Christmas in East Texas
Mary Lasswell wrote:
"Hound dogs and blowing horns. Blackeyed peas and hog jowl. Sausage with a flavor unrivaled, red-pepper-hot, solid pork-meat with some substance. Grits floating in fresh butter or redeye gavy. Hot biscuits and and mayhaw jelly. A pokey mule turning a syrup mill. The land where "The King and I" means nothing but an old-time gospel hymn. Gray silvered shacks with bitter oranges and chinaberry trees near them, the yard a bleached sweep of hard-packed earth, an iron washpot turned over near a round white spot on the ground where the suds from strong yellow lye-soap wash water has been emptied for years. The broomstick used to punch the clothes down, boiled to the color and smoothness of old ivory. Grove's Chill Tonic and Slaughterine for Pains. Chrisper's Hot Shot Nerve Sedative.
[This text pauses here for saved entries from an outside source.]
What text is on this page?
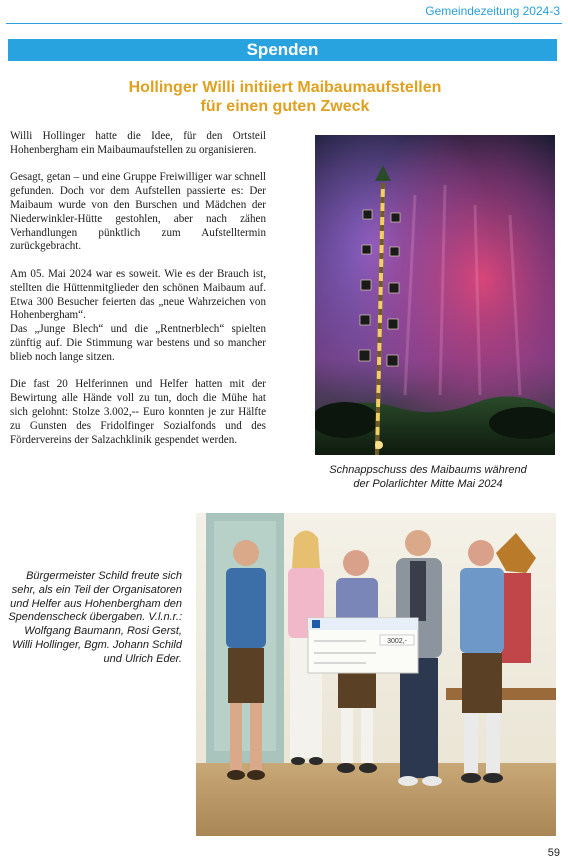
Gemeindezeitung 2024-3
Spenden
Hollinger Willi initiiert Maibaumaufstellen
für einen guten Zweck

Willi Hollinger hatte die Idee, für den Ortsteil Hohenbergham ein Maibaumaufstellen zu organisieren.

Gesagt, getan – und eine Gruppe Freiwilliger war schnell gefunden. Doch vor dem Aufstellen passierte es: Der Maibaum wurde von den Burschen und Mädchen der Niederwinkler-Hütte gestohlen, aber nach zähen Verhandlungen pünktlich zum Aufstelltermin zurückgebracht.

Am 05. Mai 2024 war es soweit. Wie es der Brauch ist, stellten die Hüttenmitglieder den schönen Maibaum auf. Etwa 300 Besucher feierten das „neue Wahrzeichen von Hohenbergham“.

Das „Junge Blech“ und die „Rentnerblech“ spielten zünftig auf. Die Stimmung war bestens und so mancher blieb noch lange sitzen.

Die fast 20 Helferinnen und Helfer hatten mit der Bewirtung alle Hände voll zu tun, doch die Mühe hat sich gelohnt: Stolze 3.002,-- Euro konnten je zur Hälfte zu Gunsten des Fridolfinger Sozialfonds und des Fördervereins der Salzachklinik gespendet werden.

Schnappschuss des Maibaums während
der Polarlichter Mitte Mai 2024
Bürgermeister Schild freute sich sehr, als ein Teil der Organisatoren und Helfer aus Hohenbergham den Spendenscheck übergaben. V.l.n.r.: Wolfgang Baumann, Rosi Gerst, Willi Hollinger, Bgm. Johann Schild und Ulrich Eder.
3002,-
59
The country where a midwife is a "granny woe-man"; one a 92-year old black woman with slender steely fingers who was said to have delivered a live baby from a dead mother. "White doctor say she daid, so I don't say she ain't." Signs saying "Wheels spoked." The stomping ground of a blind, toothless guitar player: "Play me some blues," "I don't play no sinful songs, lady." His gigantic wife, Billie, emerging from out back hollerin' "An' me lookin' like Who'd -a-Thunk-It!" Razorback hogs and hickory nuts. Light bread and sweet milk. English walnuts and Irish potatoes, and firecrackers at Christmas. The smell of fresh-made lye hominy and the lacquered cypress beams of a smokehouse. A hint of frost in the air, and the sweet mouth of a coon dog when he trees."
----- Mary Lasswell, "I'll Take Texas," 1958
Beauty is only skin deep but Texas is to the bone.